Al escuchar historias como las que cuenta mi suegra sobre su infancia dura y difícil, cuando de niña iba por los campos arreando vacas, o al escuchar cómo mi suegro había sobrevivido entre cadáveres una noche completa durante la guerra civil española, siempre he notado que esos relatos estaban bañados por el recuerdo más básico: la comida, el hogar, las brasas, el calor…
 
Por ejemplo, mi suegro contaba que cuando por fin llegó al campamento aquella mañana, resucitado entre los muertos, lo primero que tuvo en sus manos fue un puchero con algo caliente como bienvenida. Mi suegra cuenta largas historias sobre cosechas, patatas asadas y garbanzos tostados. El último deseo de mi mamá fue ‘un cafecito caliente’ aunque sólo fuera para mojarse los labios y así lo hizo.
 
La cocina tiene esa magia de la vida. Cocinar no es un arte ni un acto de sofisticación, aunque puede serlo. Cocinar es volver a vivir una y otra vez el ciclo de la vida.
 
Ayer mientras preparaba un asado negro criollo −sólo los caraqueños sabemos a qué me refiero, porque mi asado reproduce al de mi abuela y al de mi mamá, se pelea con el de mi hermana por un primer lugar, compite con el de mi cuñada, pero es, sobre todo el de mi mamá, el del hogar−, un montón de imágenes acudieron a mi encuentro.
 
 
Miro a la sartén y echo un chorro de aceite dorado y precioso que va cambiando de textura y forma, y enseguida el azúcar que hay que dejar quemar pero no demasiado. Este acto me trae a mis cinco o cuatro años cuando veía cómo lo hacía mi mamá y no entendía para qué y le preguntaba y ella tenía la paciencia de contestarme ‘eso es para dorar la carne’. Entonces viene el momento de poner el trozo de muchacho redondo (aquí en España ya he aprendido a hacerlo con lomo de cerdo). Hay que ser sutil en este paso, no hay que tirarlo al aceite o la quemada puede ser de antología: ¡con esa mezcla de caramelo y aceite caliente!
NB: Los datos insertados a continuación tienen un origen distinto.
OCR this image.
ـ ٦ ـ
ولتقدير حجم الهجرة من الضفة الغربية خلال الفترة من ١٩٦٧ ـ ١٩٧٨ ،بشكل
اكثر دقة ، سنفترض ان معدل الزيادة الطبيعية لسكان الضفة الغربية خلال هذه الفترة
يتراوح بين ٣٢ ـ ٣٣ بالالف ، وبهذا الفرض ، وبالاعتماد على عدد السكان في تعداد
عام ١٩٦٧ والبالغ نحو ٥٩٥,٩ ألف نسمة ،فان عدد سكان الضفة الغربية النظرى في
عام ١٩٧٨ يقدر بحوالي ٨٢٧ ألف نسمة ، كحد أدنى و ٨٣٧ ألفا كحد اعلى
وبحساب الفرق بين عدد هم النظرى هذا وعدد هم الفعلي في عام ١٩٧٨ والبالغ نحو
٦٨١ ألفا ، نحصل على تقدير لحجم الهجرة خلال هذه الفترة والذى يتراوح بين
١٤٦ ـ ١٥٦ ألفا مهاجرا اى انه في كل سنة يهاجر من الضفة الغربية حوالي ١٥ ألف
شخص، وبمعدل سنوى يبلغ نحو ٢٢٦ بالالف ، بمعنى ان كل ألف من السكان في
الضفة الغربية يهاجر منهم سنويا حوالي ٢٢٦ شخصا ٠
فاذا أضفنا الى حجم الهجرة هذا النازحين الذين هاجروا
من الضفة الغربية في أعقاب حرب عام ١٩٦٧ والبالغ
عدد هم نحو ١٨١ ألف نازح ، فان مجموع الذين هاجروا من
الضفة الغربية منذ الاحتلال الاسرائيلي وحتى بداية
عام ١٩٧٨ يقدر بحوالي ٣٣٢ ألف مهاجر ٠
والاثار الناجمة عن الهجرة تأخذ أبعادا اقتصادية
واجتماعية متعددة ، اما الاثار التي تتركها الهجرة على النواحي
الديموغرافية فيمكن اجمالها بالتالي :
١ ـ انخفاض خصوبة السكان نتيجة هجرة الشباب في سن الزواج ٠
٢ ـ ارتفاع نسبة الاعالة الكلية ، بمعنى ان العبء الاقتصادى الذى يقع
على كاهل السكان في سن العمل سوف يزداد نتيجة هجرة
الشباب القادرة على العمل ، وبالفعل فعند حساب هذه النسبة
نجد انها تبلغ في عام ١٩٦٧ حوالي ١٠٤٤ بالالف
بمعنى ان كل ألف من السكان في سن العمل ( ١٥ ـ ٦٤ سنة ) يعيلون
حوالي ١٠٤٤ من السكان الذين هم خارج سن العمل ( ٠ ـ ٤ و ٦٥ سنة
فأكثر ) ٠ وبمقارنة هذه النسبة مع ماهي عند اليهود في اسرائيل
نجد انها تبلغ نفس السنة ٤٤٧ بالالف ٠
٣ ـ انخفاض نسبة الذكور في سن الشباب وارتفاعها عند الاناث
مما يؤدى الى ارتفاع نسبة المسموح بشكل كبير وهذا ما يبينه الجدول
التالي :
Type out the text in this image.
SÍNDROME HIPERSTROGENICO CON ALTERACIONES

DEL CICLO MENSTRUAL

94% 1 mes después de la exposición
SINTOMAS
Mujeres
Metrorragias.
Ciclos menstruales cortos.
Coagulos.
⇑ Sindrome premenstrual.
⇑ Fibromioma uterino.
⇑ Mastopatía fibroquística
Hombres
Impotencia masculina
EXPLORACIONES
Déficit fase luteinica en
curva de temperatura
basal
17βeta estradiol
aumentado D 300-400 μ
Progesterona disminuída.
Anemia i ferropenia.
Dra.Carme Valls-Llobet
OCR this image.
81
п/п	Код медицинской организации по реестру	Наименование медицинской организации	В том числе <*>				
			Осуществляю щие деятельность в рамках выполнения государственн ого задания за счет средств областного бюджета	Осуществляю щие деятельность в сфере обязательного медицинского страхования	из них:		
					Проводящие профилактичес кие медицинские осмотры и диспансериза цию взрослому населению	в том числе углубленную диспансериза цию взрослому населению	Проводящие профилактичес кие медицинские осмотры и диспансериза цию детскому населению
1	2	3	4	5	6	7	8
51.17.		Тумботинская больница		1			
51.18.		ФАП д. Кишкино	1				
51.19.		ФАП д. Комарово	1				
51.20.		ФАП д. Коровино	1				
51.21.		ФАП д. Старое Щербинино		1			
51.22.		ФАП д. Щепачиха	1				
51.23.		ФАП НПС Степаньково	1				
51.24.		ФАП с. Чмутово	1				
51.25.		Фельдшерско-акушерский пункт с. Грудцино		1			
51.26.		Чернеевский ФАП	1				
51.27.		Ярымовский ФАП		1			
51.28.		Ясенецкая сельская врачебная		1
Con suavidad la carne comienza a quedarse con el color del caramelo, vierte sus jugos y me quedo observando ese color.
 
No estoy dando una receta, estoy en medio del lugar donde ocurren los milagros: añado tomates troceados rojos hermosos, cebolla, pimiento, ajo, laurel, orégano, pimienta.. y dejo que se fundan con el aceite y el azúcar y añado agua con cuidado. Al rato retiro el trozo de carne, lo corto en rebanadas  mientras el líquido de la sartén va a parar a la licuadora para hacer la salsa. A mí me gusta gruesa con la pulpa de los ingredientes. A la sartén vuelve la salsa y en ella dejaré cocer la carne hasta que está blandita.
 
Creo que sólo un caraqueño puede imaginar en este momento el sabor y el olor que impregnaba mi casa ayer. Pero estoy segura que esto que me sucede a mí con el asado negro, le sucede a todos los que saben que en la cocina no hay que escatimar ni en recuerdos ni en cuidado ni en amor.
 
 
Cocinar está presente en estas épocas de tribulación porque aparece como un antídoto contra el malestar, aparece como lo único que nos puede salvar de la indiferencia y es por eso que, aunque seamos muy pobres o volvamos del frente de la batalla, algo calientico siempre estará esperándonos para recordarnos que estamos vivos y que podemos continuar en este mundo porque alguien cuida de nosotros.
 
 
A esto se llama cocinar con absoluto derroche y es una postura filosófica…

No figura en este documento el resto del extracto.